Discover all things metal, metalworking demonstrations, talks and history!

Activities free with your admission!
Normal entrance prices apply.

Discover metalworking through the ages! Join us for a weekend of metalworking in action, and explore this craft from its invention right up to the modern era as Butser Ancient Farm is taken over by The Festival Of Metals!

For this special event, we’re teaming up with the Historical Metallurgy Society (HMS) for an exciting festival of metals!

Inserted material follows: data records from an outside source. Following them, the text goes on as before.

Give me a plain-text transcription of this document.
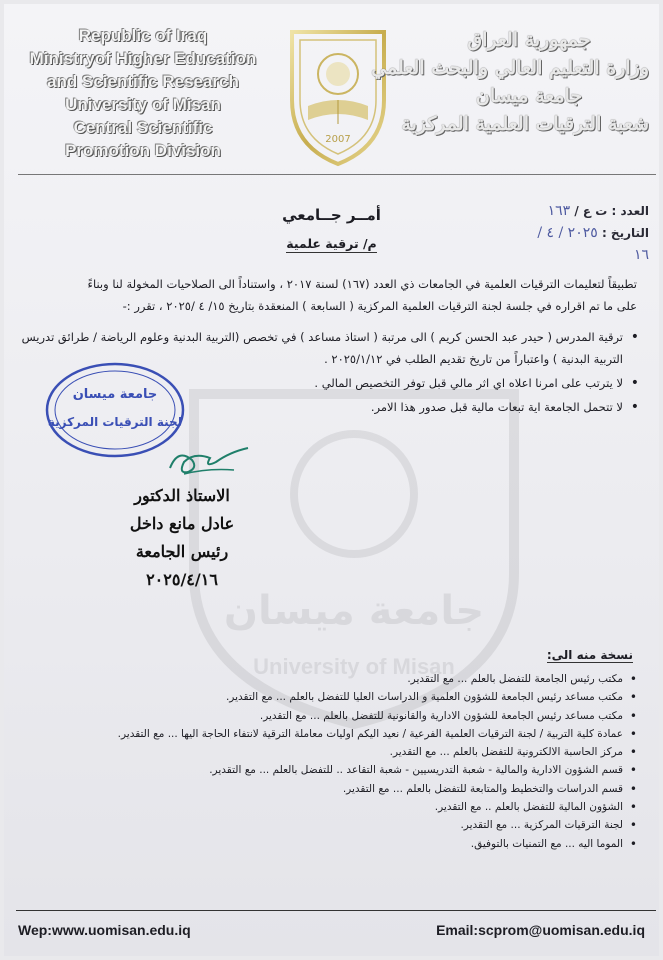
Republic of Iraq
Ministryof Higher Education
and Scientific Research
University of Misan
Central Scientific
Promotion Division
2007
جمهورية العراق
وزارة التعليم العالي والبحث العلمي
جامعة ميسان
شعبة الترقيات العلمية المركزية
العدد : ت ع / ١٦٣
التاريخ : ٢٠٢٥ / ٤ / ١٦
أمــر جــامعي
م/ ترقية علمية

تطبيقاً لتعليمات الترقيات العلمية في الجامعات ذي العدد (١٦٧) لسنة ٢٠١٧ ، واستناداً الى الصلاحيات المخولة لنا وبناءً

على ما تم اقراره في جلسة لجنة الترقيات العلمية المركزية ( السابعة ) المنعقدة بتاريخ ١٥/ ٤ /٢٠٢٥ ، تقرر :-

• ترقية المدرس ( حيدر عبد الحسن كريم ) الى مرتبة ( استاذ مساعد ) في تخصص (التربية البدنية وعلوم الرياضة / طرائق تدريس التربية البدنية ) واعتباراً من تاريخ تقديم الطلب في ٢٠٢٥/١/١٢ .
• لا يترتب على امرنا اعلاه اي اثر مالي قبل توفر التخصيص المالي .
• لا تتحمل الجامعة اية تبعات مالية قبل صدور هذا الامر.
جامعة ميسان
University of Misan
جامعة ميسان
لجنة الترقيات المركزية
الاستاذ الدكتور
عادل مانع داخل
رئيس الجامعة
٢٠٢٥/٤/١٦
نسخة منه الى:
• مكتب رئيس الجامعة للتفضل بالعلم ... مع التقدير.
• مكتب مساعد رئيس الجامعة للشؤون العلمية و الدراسات العليا للتفضل بالعلم ... مع التقدير.
• مكتب مساعد رئيس الجامعة للشؤون الادارية والقانونية للتفضل بالعلم ... مع التقدير.
• عمادة كلية التربية / لجنة الترقيات العلمية الفرعية / نعيد اليكم اوليات معاملة الترقية لانتفاء الحاجة اليها ... مع التقدير.
• مركز الحاسبة الالكترونية للتفضل بالعلم ... مع التقدير.
• قسم الشؤون الادارية والمالية - شعبة التدريسيين - شعبة التقاعد .. للتفضل بالعلم ... مع التقدير.
• قسم الدراسات والتخطيط والمتابعة للتفضل بالعلم ... مع التقدير.
• الشؤون المالية للتفضل بالعلم .. مع التقدير.
• لجنة الترقيات المركزية ... مع التقدير.
• الموما اليه ... مع التمنيات بالتوفيق.
Wep:www.uomisan.edu.iq	Email:scprom@uomisan.edu.iq
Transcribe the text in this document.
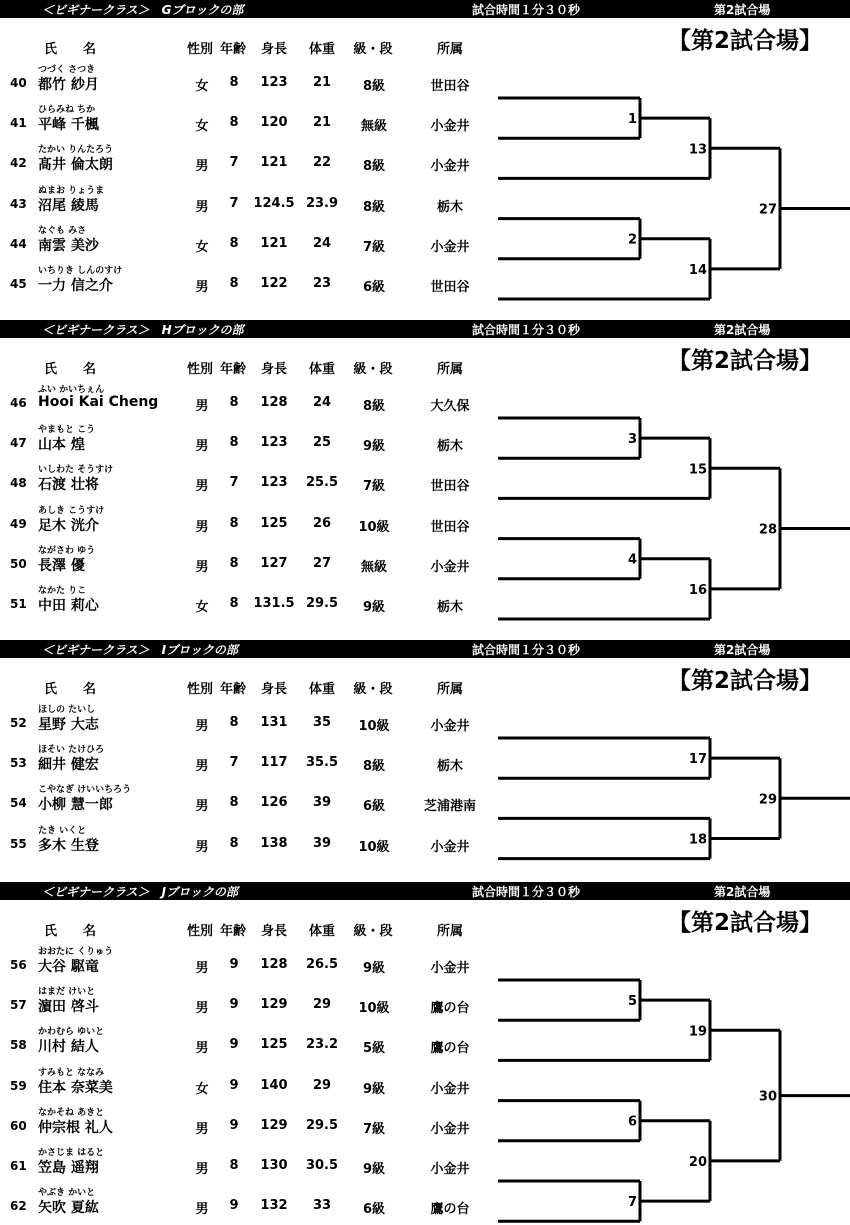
＜ビギナークラス＞　Gブロックの部	試合時間１分３０秒	第2試合場
【第2試合場】
氏　　名	性別 年齢 身長 体重 級・段	所属
つづく さつき
40 都竹 紗月	女 8 123 21 8級	世田谷
ひらみね ちか
41 平峰 千楓	女 8 120 21 無級	小金井
たかい りんたろう
42 髙井 倫太朗	男 7 121 22 8級	小金井
ぬまお りょうま
43 沼尾 綾馬	男 7 124.5 23.9 8級	栃木
なぐも みさ
44 南雲 美沙	女 8 121 24 7級	小金井
いちりき しんのすけ
45 一力 信之介	男 8 122 23 6級	世田谷
1
2
13
14
27
＜ビギナークラス＞　Hブロックの部	試合時間１分３０秒	第2試合場
【第2試合場】
氏　　名	性別 年齢 身長 体重 級・段	所属
ふい かいちぇん
46 Hooi Kai Cheng	男 8 128 24 8級	大久保
やまもと こう
47 山本 煌	男 8 123 25 9級	栃木
いしわた そうすけ
48 石渡 壮将	男 7 123 25.5 7級	世田谷
あしき こうすけ
49 足木 洸介	男 8 125 26 10級	世田谷
ながさわ ゆう
50 長澤 優	男 8 127 27 無級	小金井
なかた りこ
51 中田 莉心	女 8 131.5 29.5 9級	栃木
3
4
15
16
28
＜ビギナークラス＞　Iブロックの部	試合時間１分３０秒	第2試合場
【第2試合場】
氏　　名	性別 年齢 身長 体重 級・段	所属
ほしの たいし
52 星野 大志	男 8 131 35 10級	小金井
ほそい たけひろ
53 細井 健宏	男 7 117 35.5 8級	栃木
こやなぎ けいいちろう
54 小柳 慧一郎	男 8 126 39 6級	芝浦港南
たき いくと
55 多木 生登	男 8 138 39 10級	小金井
17
18
29
＜ビギナークラス＞　Jブロックの部	試合時間１分３０秒	第2試合場
【第2試合場】
氏　　名	性別 年齢 身長 体重 級・段	所属
おおたに くりゅう
56 大谷 駆竜	男 9 128 26.5 9級	小金井
はまだ けいと
57 濵田 啓斗	男 9 129 29 10級	鷹の台
かわむら ゆいと
58 川村 結人	男 9 125 23.2 5級	鷹の台
すみもと ななみ
59 住本 奈菜美	女 9 140 29 9級	小金井
なかそね あきと
60 仲宗根 礼人	男 9 129 29.5 7級	小金井
かさじま はると
61 笠島 遥翔	男 8 130 30.5 9級	小金井
やぶき かいと
62 矢吹 夏紘	男 9 132 33 6級	鷹の台
5
6
7
19
20
30
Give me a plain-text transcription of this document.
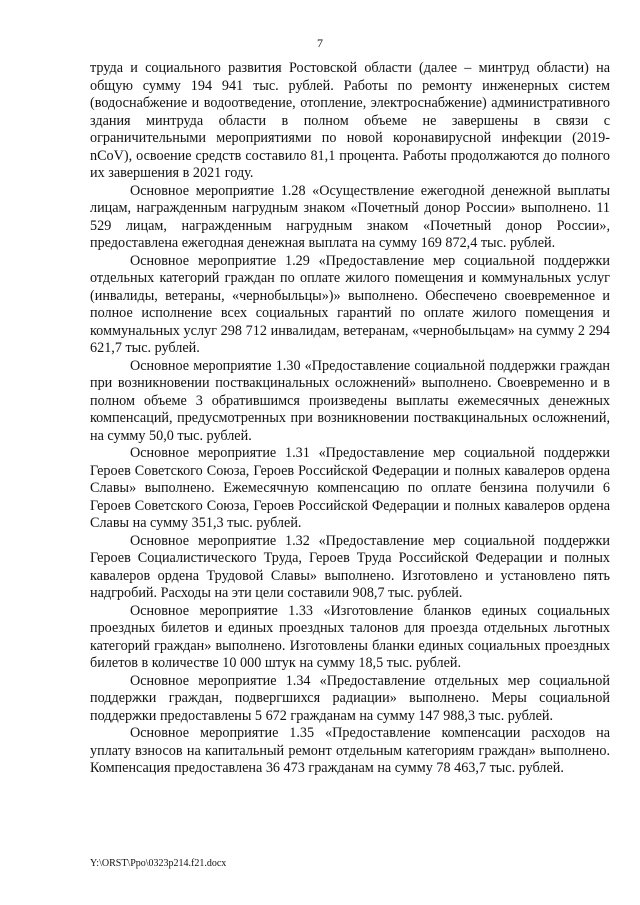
7

труда и социального развития Ростовской области (далее – минтруд области) на общую сумму 194 941 тыс. рублей. Работы по ремонту инженерных систем (водоснабжение и водоотведение, отопление, электроснабжение) административного здания минтруда области в полном объеме не завершены в связи с ограничительными мероприятиями по новой коронавирусной инфекции (2019-nCoV), освоение средств составило 81,1 процента. Работы продолжаются до полного их завершения в 2021 году.

Основное мероприятие 1.28 «Осуществление ежегодной денежной выплаты лицам, награжденным нагрудным знаком «Почетный донор России» выполнено. 11 529 лицам, награжденным нагрудным знаком «Почетный донор России», предоставлена ежегодная денежная выплата на сумму 169 872,4 тыс. рублей.

Основное мероприятие 1.29 «Предоставление мер социальной поддержки отдельных категорий граждан по оплате жилого помещения и коммунальных услуг (инвалиды, ветераны, «чернобыльцы»)» выполнено. Обеспечено своевременное и полное исполнение всех социальных гарантий по оплате жилого помещения и коммунальных услуг 298 712 инвалидам, ветеранам, «чернобыльцам» на сумму 2 294 621,7 тыс. рублей.

Основное мероприятие 1.30 «Предоставление социальной поддержки граждан при возникновении поствакцинальных осложнений» выполнено. Своевременно и в полном объеме 3 обратившимся произведены выплаты ежемесячных денежных компенсаций, предусмотренных при возникновении поствакцинальных осложнений, на сумму 50,0 тыс. рублей.

Основное мероприятие 1.31 «Предоставление мер социальной поддержки Героев Советского Союза, Героев Российской Федерации и полных кавалеров ордена Славы» выполнено. Ежемесячную компенсацию по оплате бензина получили 6 Героев Советского Союза, Героев Российской Федерации и полных кавалеров ордена Славы на сумму 351,3 тыс. рублей.

Основное мероприятие 1.32 «Предоставление мер социальной поддержки Героев Социалистического Труда, Героев Труда Российской Федерации и полных кавалеров ордена Трудовой Славы» выполнено. Изготовлено и установлено пять надгробий. Расходы на эти цели составили 908,7 тыс. рублей.

Основное мероприятие 1.33 «Изготовление бланков единых социальных проездных билетов и единых проездных талонов для проезда отдельных льготных категорий граждан» выполнено. Изготовлены бланки единых социальных проездных билетов в количестве 10 000 штук на сумму 18,5 тыс. рублей.

Основное мероприятие 1.34 «Предоставление отдельных мер социальной поддержки граждан, подвергшихся радиации» выполнено. Меры социальной поддержки предоставлены 5 672 гражданам на сумму 147 988,3 тыс. рублей.

Основное мероприятие 1.35 «Предоставление компенсации расходов на уплату взносов на капитальный ремонт отдельным категориям граждан» выполнено. Компенсация предоставлена 36 473 гражданам на сумму 78 463,7 тыс. рублей.

Y:\ORST\Ppo\0323p214.f21.docx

Researchers, and craftspeople from HMS, alongside some of our very own metalworkers, will be demonstrating this ancient craft and sharing how it has developed from the Bronze Age, through the Iron Age and up to the Anglo Saxon. Watch expert metalworkers in action smelting, forging, and more, and listen to fascinating talks to discover how metal work has forged the world we live in today.

The Historical Metallurgy Society was founded in 1962 and holds metalworking conferences and meetings mainly in the UK but some in wider Europe! Bringing researchers, craftspeople and historians together!

Discover metalworking

  • See metalworking in action through the ages, from ancient to modern

  • Hear from national and international researchers

  • Attend talks and demonstrations

  • All included in your admission!

  • Rowan Taylor, Clare Collier and Ernestas Jakubauskas - Re-Forging The Four-Crosses Spears

    Investigating the Anglo-Saxon Four-Cross spears.

    Katie Surridge - Bronze Age Inspired Furnaces

    Come and see cast bronze being made in two Bronze Age inspired pit furnaces.

    Phil Parkes - Making Maille (Chainmail) Rings

    See what tools and techniques were used to make maille rings to weave into armour.

    Andrea Dolfini - Use-Wear Analysis Of Prehistoric Metalwork

    A hands on demonstration of the use-wear of prehistoric metalwork.

    Simon Timberlake and Fergus Milton - Smelting And Co-Smelting Of Cooper And Tin In An Earth Furnace

    A live experiment smelting oxidised copper ores from a Bronze Age mine and alluvial tin from a river to make a low-tin bronze.

    Joe Tyler And Tom Tribe (The Saxon Smiths) - Forging An Anglo-Saxon Spear And Shield Handle

    Constructing a spearhead and a shield handle from the Anglo-Saxon period.

    Will Sherman - Arrow Smithing Through The Ages

    Hayden Scott-Pratt - Iron Age Metalworking At Hengistbury Head

    A demo showcasing the different types of metalworking practised at Hengistbury Head in Dorset at the end of the Iron Age.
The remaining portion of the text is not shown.